Non mancarono alcuni eccessi dai tratti parodistici – non dimentichiamo che il revival egizio è alla radice delle infondate credenze sulla maledizione del faraone e la vendetta della mummia – ma nella maggioranza dei casi si trattava di oggetti dotati di grande fascinosa bellezza.
Oggi, a distanza di tempo dagli slanci filosofici e dagli entusiasmi archeologici, l’Egitto continua a incantarci, sono incomparabili la varietà e ricchezza dei motivi che l’artista può attingere da quelle forme, il carattere eterno di quel linguaggio che si sottrae alle leggi del tempo, eternamente “moderno” e utilizzabile oggi dal “gruppo di Neuf” come lo fu ieri da Frank Lloyd Wright o, ai suoi tempi, da Thomas Hope e dai suoi contemporanei o, ancora, dagli ebanisti americani della metà del secolo scorso.

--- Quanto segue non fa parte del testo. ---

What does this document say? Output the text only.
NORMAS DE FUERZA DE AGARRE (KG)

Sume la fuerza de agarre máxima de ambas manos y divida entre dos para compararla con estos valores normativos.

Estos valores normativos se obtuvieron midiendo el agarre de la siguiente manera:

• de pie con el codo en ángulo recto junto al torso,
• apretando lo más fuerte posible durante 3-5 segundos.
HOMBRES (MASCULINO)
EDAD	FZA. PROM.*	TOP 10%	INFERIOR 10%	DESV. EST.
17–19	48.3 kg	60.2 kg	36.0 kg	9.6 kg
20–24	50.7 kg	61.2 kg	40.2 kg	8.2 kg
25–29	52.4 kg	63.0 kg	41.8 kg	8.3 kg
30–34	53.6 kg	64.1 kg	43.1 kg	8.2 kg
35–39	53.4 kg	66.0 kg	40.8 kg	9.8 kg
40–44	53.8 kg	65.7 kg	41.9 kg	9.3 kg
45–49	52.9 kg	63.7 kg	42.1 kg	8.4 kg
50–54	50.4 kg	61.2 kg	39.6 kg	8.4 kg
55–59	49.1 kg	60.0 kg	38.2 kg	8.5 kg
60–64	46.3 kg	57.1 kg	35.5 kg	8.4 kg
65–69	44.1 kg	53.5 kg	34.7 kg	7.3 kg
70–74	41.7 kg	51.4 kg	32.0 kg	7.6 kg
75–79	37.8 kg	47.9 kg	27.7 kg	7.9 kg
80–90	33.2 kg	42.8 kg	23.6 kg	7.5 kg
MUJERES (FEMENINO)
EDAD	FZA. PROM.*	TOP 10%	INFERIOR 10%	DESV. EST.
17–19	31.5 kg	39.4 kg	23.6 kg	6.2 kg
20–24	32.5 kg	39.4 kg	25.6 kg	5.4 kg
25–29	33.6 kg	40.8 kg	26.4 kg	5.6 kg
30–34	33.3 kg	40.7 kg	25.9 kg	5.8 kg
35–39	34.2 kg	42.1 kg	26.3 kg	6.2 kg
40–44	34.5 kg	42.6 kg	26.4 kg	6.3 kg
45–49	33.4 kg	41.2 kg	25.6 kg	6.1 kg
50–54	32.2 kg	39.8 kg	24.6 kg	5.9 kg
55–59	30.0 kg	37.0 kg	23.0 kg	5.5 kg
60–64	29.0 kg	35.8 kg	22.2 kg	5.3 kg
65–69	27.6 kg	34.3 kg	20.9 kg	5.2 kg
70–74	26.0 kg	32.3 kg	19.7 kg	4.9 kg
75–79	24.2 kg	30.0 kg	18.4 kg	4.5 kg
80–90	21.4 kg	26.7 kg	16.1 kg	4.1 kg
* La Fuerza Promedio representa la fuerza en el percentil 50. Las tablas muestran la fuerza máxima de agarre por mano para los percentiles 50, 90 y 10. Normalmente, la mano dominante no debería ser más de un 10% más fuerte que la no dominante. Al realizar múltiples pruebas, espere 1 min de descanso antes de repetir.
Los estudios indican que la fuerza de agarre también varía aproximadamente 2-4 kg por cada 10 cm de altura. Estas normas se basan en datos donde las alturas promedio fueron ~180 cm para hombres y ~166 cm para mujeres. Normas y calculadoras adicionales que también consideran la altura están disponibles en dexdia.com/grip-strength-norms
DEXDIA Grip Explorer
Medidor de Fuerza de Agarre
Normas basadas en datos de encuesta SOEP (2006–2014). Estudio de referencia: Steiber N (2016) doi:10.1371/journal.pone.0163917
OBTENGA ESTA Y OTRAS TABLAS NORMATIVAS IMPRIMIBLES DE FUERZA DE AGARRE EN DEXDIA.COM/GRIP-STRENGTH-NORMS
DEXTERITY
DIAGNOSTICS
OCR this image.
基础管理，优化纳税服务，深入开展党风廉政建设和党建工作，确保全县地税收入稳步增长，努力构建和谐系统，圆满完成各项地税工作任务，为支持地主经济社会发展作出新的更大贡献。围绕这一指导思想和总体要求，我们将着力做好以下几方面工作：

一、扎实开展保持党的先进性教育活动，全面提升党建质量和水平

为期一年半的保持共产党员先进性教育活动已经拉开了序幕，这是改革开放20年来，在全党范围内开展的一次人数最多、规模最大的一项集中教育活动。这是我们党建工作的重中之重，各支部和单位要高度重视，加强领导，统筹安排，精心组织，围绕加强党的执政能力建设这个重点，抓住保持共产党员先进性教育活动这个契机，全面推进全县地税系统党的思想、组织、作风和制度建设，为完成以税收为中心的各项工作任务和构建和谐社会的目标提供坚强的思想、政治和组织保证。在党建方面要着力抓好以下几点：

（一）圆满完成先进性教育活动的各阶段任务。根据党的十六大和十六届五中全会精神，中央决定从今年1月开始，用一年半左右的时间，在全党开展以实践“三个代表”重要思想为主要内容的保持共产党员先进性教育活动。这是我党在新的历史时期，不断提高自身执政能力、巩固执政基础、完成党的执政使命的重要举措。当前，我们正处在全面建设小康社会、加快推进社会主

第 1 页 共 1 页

Non è possibile attribuire limiti cronologici allo stile egizio: un gusto autenticamente cosmopolita, adatto a tutti i luoghi, in grado di assimilare i principi formali e le tendenze di ogni tempo, remote che non possiamo ignorare. E quello che non possiamo ignorare, siamo destinati a riproporlo nell’arte e nell’artigianato.